Penguins just want to beat Islanders, not get revenge
NEW YORK — Thursday’s rematch with the New York Islanders will be different for the Pittsburgh Penguins.
Mainly because of where it’s being held.
When they were on the wrong side of a tidy four-game sweep in last spring’s first-round series against the Islanders, the first two games of that series were played at the Nassau Veterans Memorial Coliseum, one of the NHL most outdated, but perfervid, venues located in Uniondale, N.Y.
Their return as visitors against the Islanders on Thursday will unfold in the modern but anemic — for hockey, at least — Barclays Center of Brooklyn.
“The atmospheres in the rinks are a little bit different,” said diplomatic Penguins forward Bryan Rust. “So it does change it up a little bit.”
The Penguins don’t appear eager to change how they play based on the indignity of being swept by these Islanders however.
While acknowledging how they were easily dispatched by this foe approximately seven months ago, the Penguins want to treat this as simply being their 16th game of the season.
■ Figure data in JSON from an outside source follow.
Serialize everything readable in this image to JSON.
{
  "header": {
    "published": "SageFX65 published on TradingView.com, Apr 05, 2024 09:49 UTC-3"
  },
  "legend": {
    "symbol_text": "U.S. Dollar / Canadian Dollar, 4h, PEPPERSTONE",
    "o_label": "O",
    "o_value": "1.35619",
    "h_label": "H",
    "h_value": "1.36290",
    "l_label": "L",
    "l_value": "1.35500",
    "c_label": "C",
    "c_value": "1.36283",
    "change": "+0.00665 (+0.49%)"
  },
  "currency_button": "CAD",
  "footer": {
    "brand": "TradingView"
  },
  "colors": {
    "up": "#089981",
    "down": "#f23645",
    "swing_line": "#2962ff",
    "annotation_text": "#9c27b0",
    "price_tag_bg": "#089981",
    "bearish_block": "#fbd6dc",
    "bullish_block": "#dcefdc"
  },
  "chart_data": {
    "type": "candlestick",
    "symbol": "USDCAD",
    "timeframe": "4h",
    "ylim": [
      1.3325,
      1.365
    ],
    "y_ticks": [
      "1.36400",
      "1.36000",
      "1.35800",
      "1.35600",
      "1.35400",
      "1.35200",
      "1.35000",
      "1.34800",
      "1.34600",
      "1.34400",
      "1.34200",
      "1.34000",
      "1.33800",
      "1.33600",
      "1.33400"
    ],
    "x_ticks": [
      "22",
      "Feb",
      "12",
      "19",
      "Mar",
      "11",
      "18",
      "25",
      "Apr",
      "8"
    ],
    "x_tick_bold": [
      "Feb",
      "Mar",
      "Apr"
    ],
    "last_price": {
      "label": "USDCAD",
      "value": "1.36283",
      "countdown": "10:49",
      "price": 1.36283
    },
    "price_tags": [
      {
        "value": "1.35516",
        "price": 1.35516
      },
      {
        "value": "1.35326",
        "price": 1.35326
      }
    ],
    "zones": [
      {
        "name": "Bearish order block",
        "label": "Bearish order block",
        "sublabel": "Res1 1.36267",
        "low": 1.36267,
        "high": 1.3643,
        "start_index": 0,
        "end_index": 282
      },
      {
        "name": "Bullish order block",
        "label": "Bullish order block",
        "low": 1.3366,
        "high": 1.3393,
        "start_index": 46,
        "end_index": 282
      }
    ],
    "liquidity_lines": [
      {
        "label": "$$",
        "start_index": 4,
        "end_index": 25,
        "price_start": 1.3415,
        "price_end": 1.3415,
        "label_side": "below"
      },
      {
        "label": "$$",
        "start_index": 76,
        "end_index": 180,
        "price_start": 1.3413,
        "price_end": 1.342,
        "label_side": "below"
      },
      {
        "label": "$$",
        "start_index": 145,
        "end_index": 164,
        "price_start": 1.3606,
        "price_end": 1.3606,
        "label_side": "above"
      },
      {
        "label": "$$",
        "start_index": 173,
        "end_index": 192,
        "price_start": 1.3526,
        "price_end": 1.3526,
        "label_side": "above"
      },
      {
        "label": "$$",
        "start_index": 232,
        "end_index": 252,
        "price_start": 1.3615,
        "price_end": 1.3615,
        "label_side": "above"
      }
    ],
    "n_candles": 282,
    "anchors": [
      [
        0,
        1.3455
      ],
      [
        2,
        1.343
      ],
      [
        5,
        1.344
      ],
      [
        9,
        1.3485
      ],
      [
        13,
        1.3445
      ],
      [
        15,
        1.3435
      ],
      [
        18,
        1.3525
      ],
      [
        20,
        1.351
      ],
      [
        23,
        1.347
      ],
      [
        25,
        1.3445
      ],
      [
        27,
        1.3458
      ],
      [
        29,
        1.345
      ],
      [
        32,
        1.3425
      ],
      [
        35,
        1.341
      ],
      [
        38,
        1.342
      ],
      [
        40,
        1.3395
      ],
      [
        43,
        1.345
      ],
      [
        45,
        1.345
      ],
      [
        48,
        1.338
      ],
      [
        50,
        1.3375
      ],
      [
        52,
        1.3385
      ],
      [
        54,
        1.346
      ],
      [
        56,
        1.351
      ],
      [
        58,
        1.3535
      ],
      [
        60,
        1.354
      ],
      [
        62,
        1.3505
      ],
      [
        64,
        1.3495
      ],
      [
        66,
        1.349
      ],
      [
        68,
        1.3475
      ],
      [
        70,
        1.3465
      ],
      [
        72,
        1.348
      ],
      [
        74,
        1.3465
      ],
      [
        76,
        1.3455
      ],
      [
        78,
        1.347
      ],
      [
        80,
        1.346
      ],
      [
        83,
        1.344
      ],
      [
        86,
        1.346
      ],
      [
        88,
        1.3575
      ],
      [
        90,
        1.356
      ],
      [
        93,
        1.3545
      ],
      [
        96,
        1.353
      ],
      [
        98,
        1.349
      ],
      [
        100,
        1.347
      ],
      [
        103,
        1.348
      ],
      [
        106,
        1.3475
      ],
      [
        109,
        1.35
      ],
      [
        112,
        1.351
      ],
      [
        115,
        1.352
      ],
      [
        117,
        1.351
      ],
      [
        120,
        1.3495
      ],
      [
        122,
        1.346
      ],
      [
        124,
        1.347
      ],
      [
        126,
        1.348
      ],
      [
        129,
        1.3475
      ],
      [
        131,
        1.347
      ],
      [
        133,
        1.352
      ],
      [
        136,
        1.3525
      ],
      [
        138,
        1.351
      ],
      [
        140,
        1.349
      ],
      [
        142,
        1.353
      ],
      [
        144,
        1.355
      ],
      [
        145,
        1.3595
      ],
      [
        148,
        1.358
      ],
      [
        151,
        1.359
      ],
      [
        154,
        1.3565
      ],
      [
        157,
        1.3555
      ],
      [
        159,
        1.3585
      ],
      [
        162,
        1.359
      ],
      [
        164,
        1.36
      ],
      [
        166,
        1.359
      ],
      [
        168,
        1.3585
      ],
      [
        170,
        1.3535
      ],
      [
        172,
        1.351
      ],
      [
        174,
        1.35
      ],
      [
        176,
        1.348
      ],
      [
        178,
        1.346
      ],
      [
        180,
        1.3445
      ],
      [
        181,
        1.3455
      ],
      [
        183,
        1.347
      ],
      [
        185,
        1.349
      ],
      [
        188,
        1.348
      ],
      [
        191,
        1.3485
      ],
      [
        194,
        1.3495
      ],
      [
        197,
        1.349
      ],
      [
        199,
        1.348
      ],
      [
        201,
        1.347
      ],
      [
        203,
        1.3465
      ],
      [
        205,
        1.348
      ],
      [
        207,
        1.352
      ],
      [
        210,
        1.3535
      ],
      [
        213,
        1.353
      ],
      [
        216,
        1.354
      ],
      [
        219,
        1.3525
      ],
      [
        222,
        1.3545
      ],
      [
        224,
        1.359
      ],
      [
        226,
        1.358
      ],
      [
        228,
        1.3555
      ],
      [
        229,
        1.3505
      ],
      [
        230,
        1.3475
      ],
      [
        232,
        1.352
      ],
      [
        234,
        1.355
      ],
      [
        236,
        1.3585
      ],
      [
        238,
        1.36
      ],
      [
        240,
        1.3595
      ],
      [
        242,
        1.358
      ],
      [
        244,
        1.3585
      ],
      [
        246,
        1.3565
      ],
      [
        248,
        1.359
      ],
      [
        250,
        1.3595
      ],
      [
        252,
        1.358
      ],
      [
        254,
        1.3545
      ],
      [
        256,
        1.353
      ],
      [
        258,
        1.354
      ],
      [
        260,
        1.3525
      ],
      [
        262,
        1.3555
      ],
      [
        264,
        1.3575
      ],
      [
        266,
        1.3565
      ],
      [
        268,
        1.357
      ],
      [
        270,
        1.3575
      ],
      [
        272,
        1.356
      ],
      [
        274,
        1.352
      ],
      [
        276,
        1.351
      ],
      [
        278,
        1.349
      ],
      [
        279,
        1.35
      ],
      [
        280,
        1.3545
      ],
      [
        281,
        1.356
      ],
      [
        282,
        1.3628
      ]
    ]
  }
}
“You’re always up for those games when you’re playing a team you’ve faced prior (in the postseason),” Crosby said. “That being said, it’s a new team and a new situation. Your approach is probably a little different but it’s probably good motivation.”
Of more immediate concern is what this game means to the standing of each squad within the Metropolitan Division. In the midst of a 10-game winning streak, the Islanders have surged to second place in the division with an 11-3-0 record and 22 points. The Penguins, losers in five of their past seven games, are in fourth place with an 8-6-1 mark and 17 points.
“I don’t think we’re too worried about what our opponent’s record is or streaks or anything like that,” Crosby said. “For us, it’s important to get wins. We’ve played some pretty decent hockey and haven’t gotten the results that we’ve wanted here. So we’ve got to find a way to bring the same type of effort and mentality and turn some of those losses we’ve had into wins.”
The Islanders don’t appear willing to buy the Penguins’ professed viewpoint that this just happens to be the next game on the schedule. They anticipate extra motivation from this opponent.
“It’s never nice to get swept. It happened to us,” Islanders forward Casey Cizikas said of his team’s sweep at the hands of the Carolina Hurricanes in the second round. “I can tell you it doesn’t feel good. They’re going to come out, they’re going to be playing hard.”
“I’ve been on both sides really,” Islanders coach Barry Trotz told reporters at the team’s practice facility in East Meadow, N.Y. “You always remember ‘last year.’ Because when you lose a series and your season comes to an end, it leaves a bitter taste. So there’s a little edge to the next time you play. Youv’e got a little extra motivation. ‘You got me maybe last year but I’m going to get your this year’ type of attitude. We understand.”
The Penguins certainly understand what the Islanders will bring to this game.
“They look basically the same,” Rust said. “They’ve got a lot of similar guys playing the same way. A hard, structured game. We’ve got to expect that. There’s not going to be a lot of room out there tonight.
“They were really patient (in the playoffs). They were just waiting for us to make mistakes. They did a really good job of capitalizing on when we did. We’ve got to limit that.”
“We’re very aware of what kind of game it’s going to be going into it,” defenseman Jack Johnson said. “There shouldn’t be any surprises. I think it will be a hard game. I don’t think there will be a lot of room out there. It will be a pretty tight defensive game. They’ll try to wait for us to make mistakes, just like last year. It’s our job to throw that same kind of game right back at them.”
Above all else, the Penguins realize one game in November isn’t going to avenge a humiliating defeat in April. And that there’s much more at stake beyond Thursday’s rematch.
“It’s a new season,” Rust said. “We’ve got them three more times after tonight. Tonight’s obviously a big, important game, but I don’t think it’s the end all, be all.”